Testing Beauty Hacks: Deep Cleaning Pores

Hi! I had a great vacation last weekend and have recovered from LASIK really well. The only downside is that I haven’t been able to use skincare in about two weeks. Because I knew I wouldn’t be able to use any skincare for a few days to a week after LASIK, I weaned off about two weeks ago. My skincare makes my skin sensitive to light, and I didn’t want to get sunburned on vacation without my SPF, so it was best to put it all on hold.

Now that I’ve gotten the green light on skincare from my eye doctor, I wanted to start by getting all the gunk out of my pores. I use chemical exfoliation a couple times per week, so before jumping right back into my old routine, I thought it would be good to remove the bulk of the dirt and dead skin. I found this deep pore cleaning routine on a skincare blog called Fifty Shades of Snail and thought I’d try it out!

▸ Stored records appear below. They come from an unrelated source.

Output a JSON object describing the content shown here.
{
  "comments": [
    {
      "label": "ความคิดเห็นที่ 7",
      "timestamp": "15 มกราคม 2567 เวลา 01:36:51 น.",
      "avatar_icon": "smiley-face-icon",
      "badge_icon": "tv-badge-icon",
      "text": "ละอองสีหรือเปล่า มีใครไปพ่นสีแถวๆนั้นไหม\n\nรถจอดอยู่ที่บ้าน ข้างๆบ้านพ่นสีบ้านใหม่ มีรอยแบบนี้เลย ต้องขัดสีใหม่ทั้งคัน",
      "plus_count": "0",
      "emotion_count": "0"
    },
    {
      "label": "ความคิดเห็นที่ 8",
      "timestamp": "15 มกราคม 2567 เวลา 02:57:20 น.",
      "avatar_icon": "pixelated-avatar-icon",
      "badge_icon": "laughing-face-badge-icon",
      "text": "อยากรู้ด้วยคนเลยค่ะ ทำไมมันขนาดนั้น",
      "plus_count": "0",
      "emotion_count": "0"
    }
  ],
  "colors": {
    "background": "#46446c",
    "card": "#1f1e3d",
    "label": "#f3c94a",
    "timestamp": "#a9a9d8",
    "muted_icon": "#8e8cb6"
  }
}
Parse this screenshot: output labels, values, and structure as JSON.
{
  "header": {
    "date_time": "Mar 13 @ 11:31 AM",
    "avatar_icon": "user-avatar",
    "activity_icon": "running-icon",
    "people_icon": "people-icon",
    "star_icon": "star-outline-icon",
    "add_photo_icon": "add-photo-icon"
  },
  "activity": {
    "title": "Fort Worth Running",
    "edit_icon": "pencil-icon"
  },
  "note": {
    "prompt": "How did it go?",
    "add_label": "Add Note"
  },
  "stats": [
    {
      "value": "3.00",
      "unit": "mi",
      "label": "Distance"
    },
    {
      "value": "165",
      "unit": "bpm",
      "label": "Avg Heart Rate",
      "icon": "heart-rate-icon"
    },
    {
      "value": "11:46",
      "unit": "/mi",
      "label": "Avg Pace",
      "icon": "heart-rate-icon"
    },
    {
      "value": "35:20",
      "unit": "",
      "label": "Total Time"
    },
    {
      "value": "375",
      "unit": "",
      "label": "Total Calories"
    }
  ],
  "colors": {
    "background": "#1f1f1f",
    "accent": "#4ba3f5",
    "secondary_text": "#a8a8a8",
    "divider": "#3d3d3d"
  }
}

I already had the right skincare products on hand and know they don’t break me out, so I was ready to go. If you want to try this but don’t use any of these products already, I highly recommend doing a patch test on your skin and introducing these products one at a time to make sure you don’t have any negative reactions. There’s no worse feeling than slabbing on some new skincare product only to have your face burning and itching a couple minutes later.

Watch me try out this routine:

Here is the full list of products I used, both in the video and afterwards:

  • Stridex Maximum Strength pads (I’ve seen some mixed reviews, but the consensus seems to be that they’re cruelty-free, please correct me if I’m wrong)
  • Peter Thomas Roth Irish Moor Mud Mask (not cruelty-free)
  • Clinique Take the Day Off Cleansing Balm (not cruelty-free)
  • CeraVe Hydrating Cleanser (cruelty-free)
  • Hada Labo Hydrating Lotion (no animal testing, but might not be cruelty-free)
  • First Aid Beauty Hydrating Serum (cruelty-free according to their website, but there’s some debate)
  • First Aid Beauty Ultra Repair Face Moisturizer (cruelty-free according to their website, but there’s some debate)
  • Origins Eye Doctor Eye Cream (not cruelty-free)

Overall, it went well, but my skin was a bit irritated afterwards. I think it was the combination of the mud mask and more rubbing than usual. I was hoping that it would calm down by morning, and luckily, it did. I still had the bumps on my forehead and around my nose, but they were starting to flatten and were no longer itchy. My makeup didn’t affect it at all, either.

So was it successful? The clay mask and oil cleansing weren’t the most gentle treatment, but at the very least, getting all those grits and dead skin out was incredibly satisfying. My skin had definitely shed some nasty stuff, so I’m calling this routine successful!

What do you think of this hack? Do you think you’ll try it out?